The heritability can be calculated by site, but in the following expression this is done across all the sites, as follow:
vpredict(asr018, h2 ~ V4/((V1+V2+V3)/3+V4+V5+(V6+V7+V8)/3))
Estimate SE
h2 0.28216 0.03533191
These results indicate a heritability estimate of 0.28 which signifies that the studied trait is under important genetic control. The small standard error of 0.035 associated with the heritability estimate is indicating reliable results.

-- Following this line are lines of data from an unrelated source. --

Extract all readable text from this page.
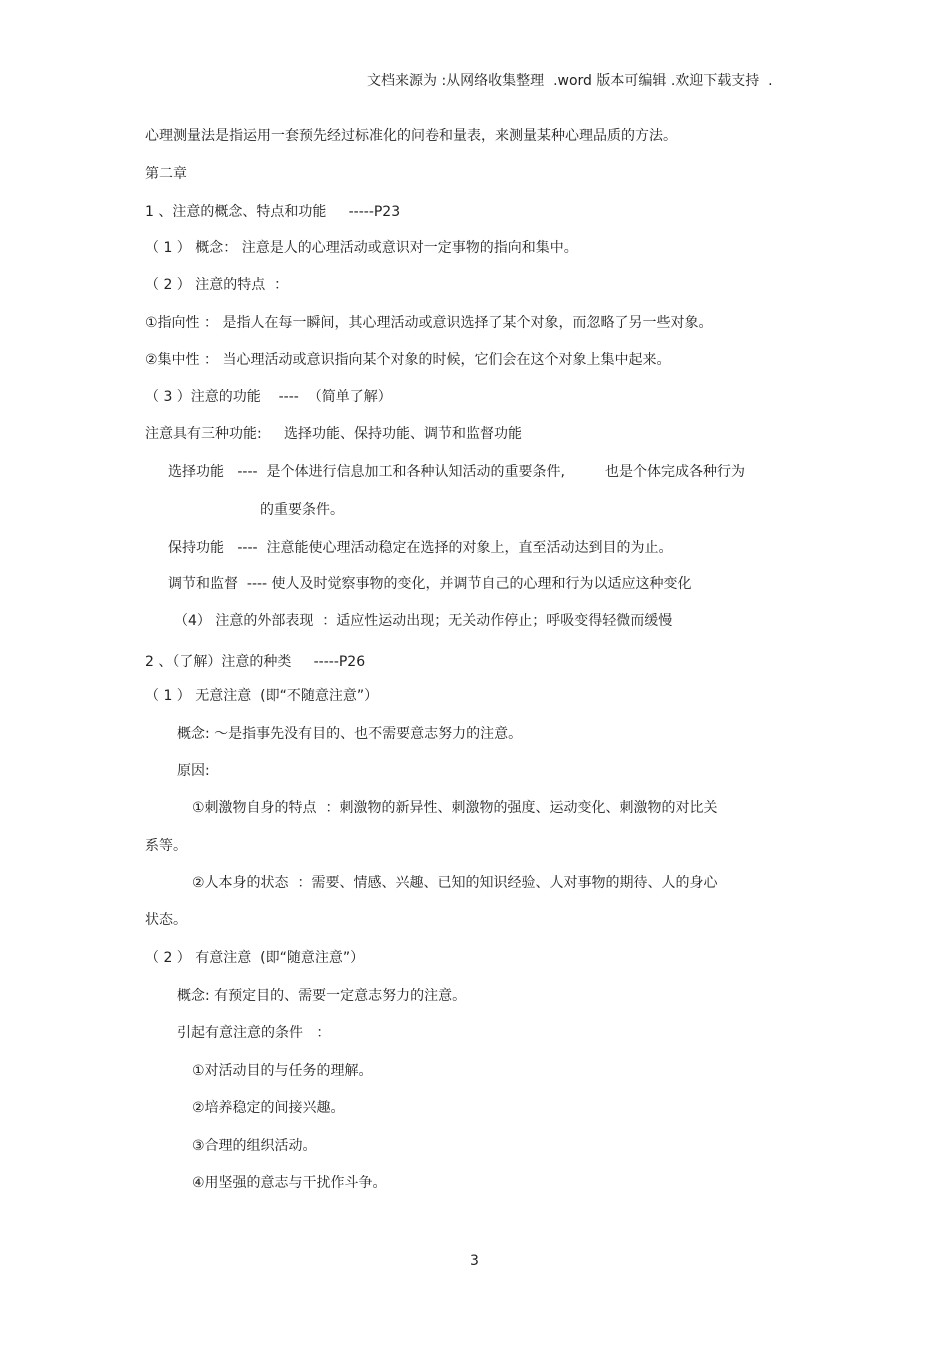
文档来源为 :从网络收集整理  .word 版本可编辑 .欢迎下载支持  .
心理测量法是指运用一套预先经过标准化的问卷和量表，来测量某种心理品质的方法。
第二章
1 、注意的概念、特点和功能     -----P23
（ 1 ） 概念： 注意是人的心理活动或意识对一定事物的指向和集中。
（ 2 ） 注意的特点  ：
①指向性 ： 是指人在每一瞬间，其心理活动或意识选择了某个对象，而忽略了另一些对象。
②集中性 ： 当心理活动或意识指向某个对象的时候，它们会在这个对象上集中起来。
（ 3 ）注意的功能    ----  （简单了解）
注意具有三种功能:     选择功能、保持功能、调节和监督功能
选择功能   ----  是个体进行信息加工和各种认知活动的重要条件,         也是个体完成各种行为
的重要条件。
保持功能   ----  注意能使心理活动稳定在选择的对象上，直至活动达到目的为止。
调节和监督  ---- 使人及时觉察事物的变化，并调节自己的心理和行为以适应这种变化
（4） 注意的外部表现  ：适应性运动出现；无关动作停止；呼吸变得轻微而缓慢
2 、（了解）注意的种类     -----P26
（ 1 ） 无意注意  (即“不随意注意”）
概念: ～是指事先没有目的、也不需要意志努力的注意。
原因:
①刺激物自身的特点  ：刺激物的新异性、刺激物的强度、运动变化、刺激物的对比关
系等。
②人本身的状态  ：需要、情感、兴趣、已知的知识经验、人对事物的期待、人的身心
状态。
（ 2 ） 有意注意  (即“随意注意”）
概念: 有预定目的、需要一定意志努力的注意。
引起有意注意的条件   ：
①对活动目的与任务的理解。
②培养稳定的间接兴趣。
③合理的组织活动。
④用坚强的意志与干扰作斗争。
3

The statistical significance of fixed effects can be evaluated such as:
wald(asr018, denDF = 'numeric')$Wald
Df denDF F.inc Pr
(Intercept) 1 91.3 1958.000 0.0000000
location 2 7.0 1.622 0.2633317
According to these results, the fixed effects of location are not significantly different.
The random effects are:
<- as.data.frame(summary(asr018, coef = TRUE)$coef.random)
BLUP head(BLUP)
solution std.error z.ratio
at(location, 'Hill'):block_1 1.1324195 0.5239748 2.1612097
at(location, 'Hill'):block_2 0.2533747 0.5135070 0.4934202
at(location, 'Hill'):block_3 -0.2799310 0.5125597 -0.5461431
at(location, 'Hill'):block_4 1.0394901 0.5101069 2.0377888
at(location, 'Hill'):block_5 0.9094417 0.5084001 1.7888309
at(location, 'Hill'):block_6 -0.6220001 0.5099794 -1.2196575
tail(BLUP)
solution std.error z.ratio
location_Rail:vm(clone, ainv)_148 -4.283946e-08 0.0006735484 -6.360264e-05
location_Rail:vm(clone, ainv)_149 -4.746008e-08 0.0006735484 -7.046276e-05
location_Rail:vm(clone, ainv)_150 -1.665287e-07 0.0006735484 -2.472408e-04
location_Rail:vm(clone, ainv)_151 -7.264737e-08 0.0006735484 -1.078577e-04
location_Rail:vm(clone, ainv)_152 -1.338444e-07 0.0006735484 -1.987154e-04
location_Rail:vm(clone, ainv)_153 4.880225e-08 0.0006735484 7.245544e-05
Here, we can see that there are a large number of solutions, but the ones of more interest are the ones with the prefix vm(clone, ainv)_
, which correspond to the breeding values.